Il melograno, frutto sacro dei popoli antichi
Il melograno è citato diverse volte anche nel Cantico dei Cantici: “Ti condurrei, ti introdurrei nella casa di mia madre; tu mi inizieresti all’arte dell’amore. Ti farei bere vino aromatico e succo del mio melograno” (Cant. 8:2). “Le tue labbra somigliano a un filo scarlatto, la tua bocca è graziosa; le tue gote, dietro il tuo velo, sono come un pezzo di melagrana”. (Cant. 4:3).

Nella mitologia greca e romana la melagrana è un frutto proibito, simbolo della morte e della rinascita. In epoca medievale è simbolo di resurrezione e compare anche nei dipinti di arte sacra. Nella Bibbia il melograno è menzionato per la prima volta quando Mosè invia due legati nella terra di Canaan. “Giunsero fino alla valle d’Escol, dove tagliarono un tralcio con un grappolo d’uva, che portarono in due con una stanga, e presero anche delle melagrane e dei fichi” (Numeri, 13:23). Il frutto del melograno è il quinto tra i sette frutti indicati come prodotti in abbondanza nella Terra Promessa: la terra donata da Dio è ricca perché…“paese di frumento, di orzo, di viti, di fichi e di melograni; paese di ulivi, di olio e di miele”. (Deuteronomio, 8:8).
Simbolo di fecondità
Anche il popolo ebraico è fortemente legato alla simbologia di questo frutto dalle antiche origini. I grani presenti all’interno del frutto hanno diverse simbologie: essi simboleggiano le virtù di una persona. Da rimarcare inoltre che il melograno è anche simbolo di fratellanza e prosperità.

La melegrana in cucina
Oltreoceano questo particolare frutto è impiegato in tante preparazioni, sia come accompagnamento a pietanze di vario genere e sia come succo estratto dai chicchi. Anche in Europa sono tante le divagazioni sul tema: i chicchi della melegrana accompagnano gli arrosti, i piatti a base di pesce, le insalate miste sia estive che invernali. Le fonti storiche narrano che in Italia fin dal Rinascimento, la melagrana era molto presente nella gastronomia del tempo.

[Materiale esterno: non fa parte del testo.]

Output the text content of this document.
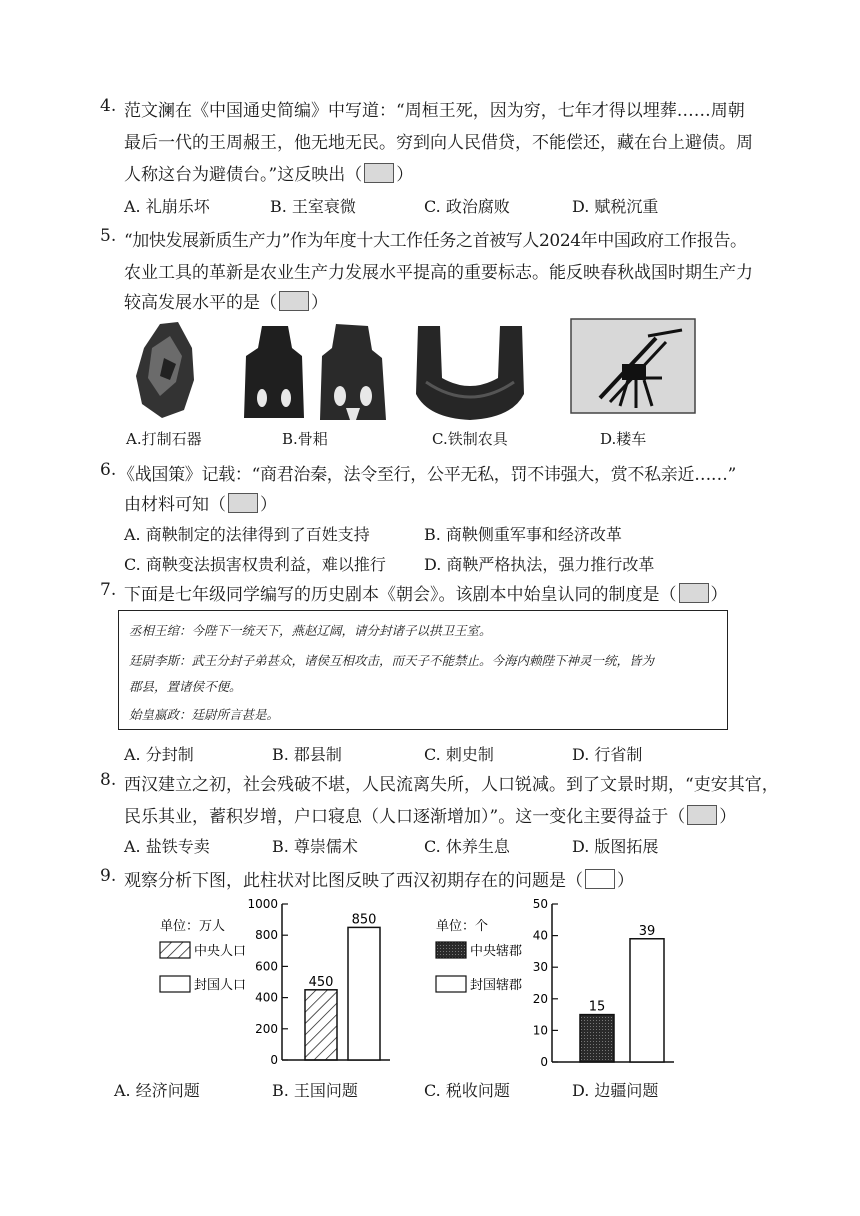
4. 范文澜在《中国通史简编》中写道：“周桓王死，因为穷，七年才得以埋葬……周朝
最后一代的王周赧王，他无地无民。穷到向人民借贷，不能偿还，藏在台上避债。周
人称这台为避债台。”这反映出（ ）
A. 礼崩乐坏	B. 王室衰微	C. 政治腐败	D. 赋税沉重
5. “加快发展新质生产力”作为年度十大工作任务之首被写人2024年中国政府工作报告。
农业工具的革新是农业生产力发展水平提高的重要标志。能反映春秋战国时期生产力
较高发展水平的是（ ）
A.打制石器	B.骨耜	C.铁制农具	D.耧车
6. 《战国策》记载：“商君治秦，法令至行，公平无私，罚不讳强大，赏不私亲近……”
由材料可知（ ）
A. 商鞅制定的法律得到了百姓支持	B. 商鞅侧重军事和经济改革
C. 商鞅变法损害权贵利益，难以推行 D. 商鞅严格执法，强力推行改革
7. 下面是七年级同学编写的历史剧本《朝会》。该剧本中始皇认同的制度是（ ）
丞相王绾：今陛下一统天下，燕赵辽阔，请分封诸子以拱卫王室。
廷尉李斯：武王分封子弟甚众，诸侯互相攻击，而天子不能禁止。今海内赖陛下神灵一统，皆为
郡县，置诸侯不便。
始皇嬴政：廷尉所言甚是。
A. 分封制	B. 郡县制	C. 刺史制	D. 行省制
8. 西汉建立之初，社会残破不堪，人民流离失所，人口锐减。到了文景时期，“吏安其官，
民乐其业，蓄积岁增，户口寝息（人口逐渐增加）”。这一变化主要得益于（ ）
A. 盐铁专卖	B. 尊崇儒术	C. 休养生息	D. 版图拓展
9. 观察分析下图，此柱状对比图反映了西汉初期存在的问题是（ ）
单位：万人
中央人口
封国人口
0
200
400
600
800
1000
450
850	单位：个
中央辖郡
封国辖郡
0
10
20
30
40
50
15
39
A. 经济问题	B. 王国问题	C. 税收问题	D. 边疆问题
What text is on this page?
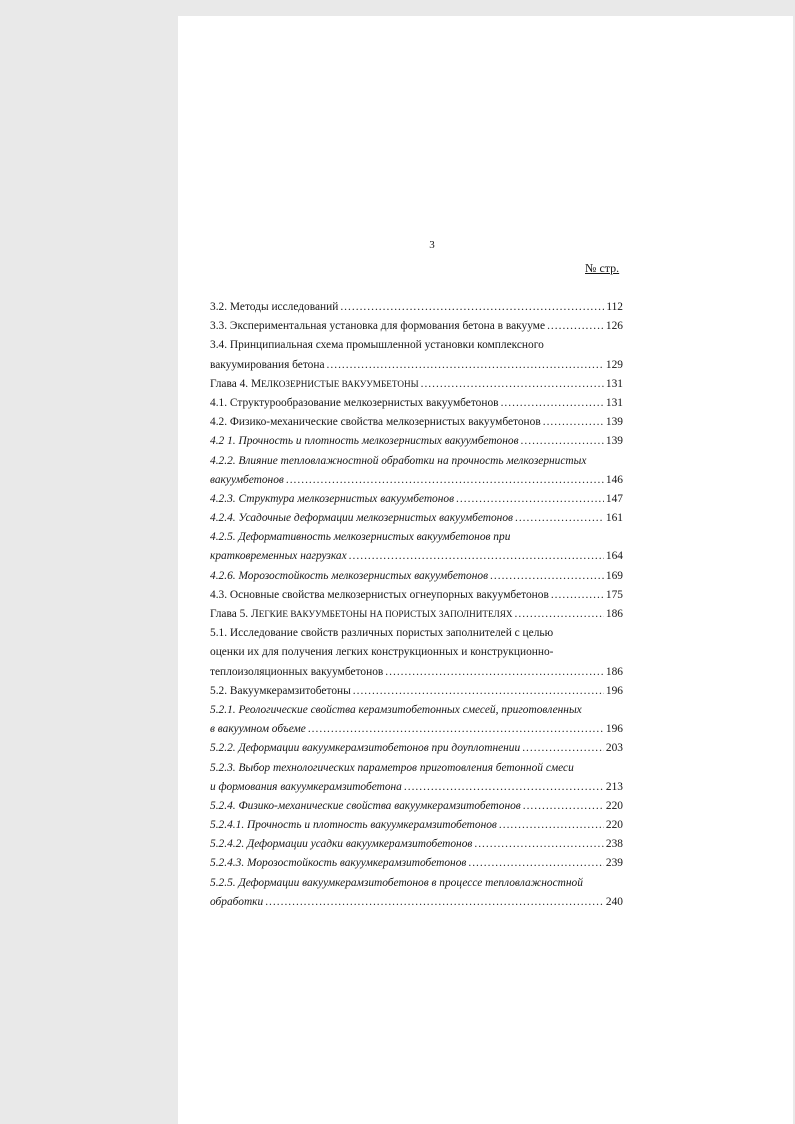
3
№ стр.
3.2. Методы исследований .....	112
3.3. Экспериментальная установка для формования бетона в вакууме .....	126
3.4. Принципиальная схема промышленной установки комплексного
вакуумирования бетона .....	129
Глава 4. МЕЛКОЗЕРНИСТЫЕ ВАКУУМБЕТОНЫ .....	131
4.1. Структурообразование мелкозернистых вакуумбетонов .....	131
4.2. Физико-механические свойства мелкозернистых вакуумбетонов .....	139
4.2 1. Прочность и плотность мелкозернистых вакуумбетонов .....	139
4.2.2. Влияние тепловлажностной обработки на прочность мелкозернистых
вакуумбетонов .....	146
4.2.3. Структура мелкозернистых вакуумбетонов .....	147
4.2.4. Усадочные деформации мелкозернистых вакуумбетонов .....	161
4.2.5. Деформативность мелкозернистых вакуумбетонов при
кратковременных нагрузках .....	164
4.2.6. Морозостойкость мелкозернистых вакуумбетонов .....	169
4.3. Основные свойства мелкозернистых огнеупорных вакуумбетонов .....	175
Глава 5. ЛЕГКИЕ ВАКУУМБЕТОНЫ НА ПОРИСТЫХ ЗАПОЛНИТЕЛЯХ .....	186
5.1. Исследование свойств различных пористых заполнителей с целью
оценки их для получения легких конструкционных и конструкционно-
теплоизоляционных вакуумбетонов .....	186
5.2. Вакуумкерамзитобетоны .....	196
5.2.1. Реологические свойства керамзитобетонных смесей, приготовленных
в вакуумном объеме .....	196
5.2.2. Деформации вакуумкерамзитобетонов при доуплотнении .....	203
5.2.3. Выбор технологических параметров приготовления бетонной смеси
и формования вакуумкерамзитобетона .....	213
5.2.4. Физико-механические свойства вакуумкерамзитобетонов .....	220
5.2.4.1. Прочность и плотность вакуумкерамзитобетонов .....	220
5.2.4.2. Деформации усадки вакуумкерамзитобетонов .....	238
5.2.4.3. Морозостойкость вакуумкерамзитобетонов .....	239
5.2.5. Деформации вакуумкерамзитобетонов в процессе тепловлажностной
обработки .....	240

Si narra che al matrimonio di Beatrice d’Este con Ludovico il Moro, Il 29 dicembre 1490, su 87 portate servite agli ospiti, più della metà avessero nella loro composizione del succo, dei grani, dei ripieni, delle marmellate o delle salse, a base di melagrana. Una tradizione che continua con l’arte culinaria contemporanea: anche sulle tavole calabresi non mancano le confetture, i risotti, i piatti gourmet che hanno tra gli ingredienti la melegrana. Senza dimenticare succhi e liquori estratti dal buon frutto, ottimi per completare i dessert di fine pasto.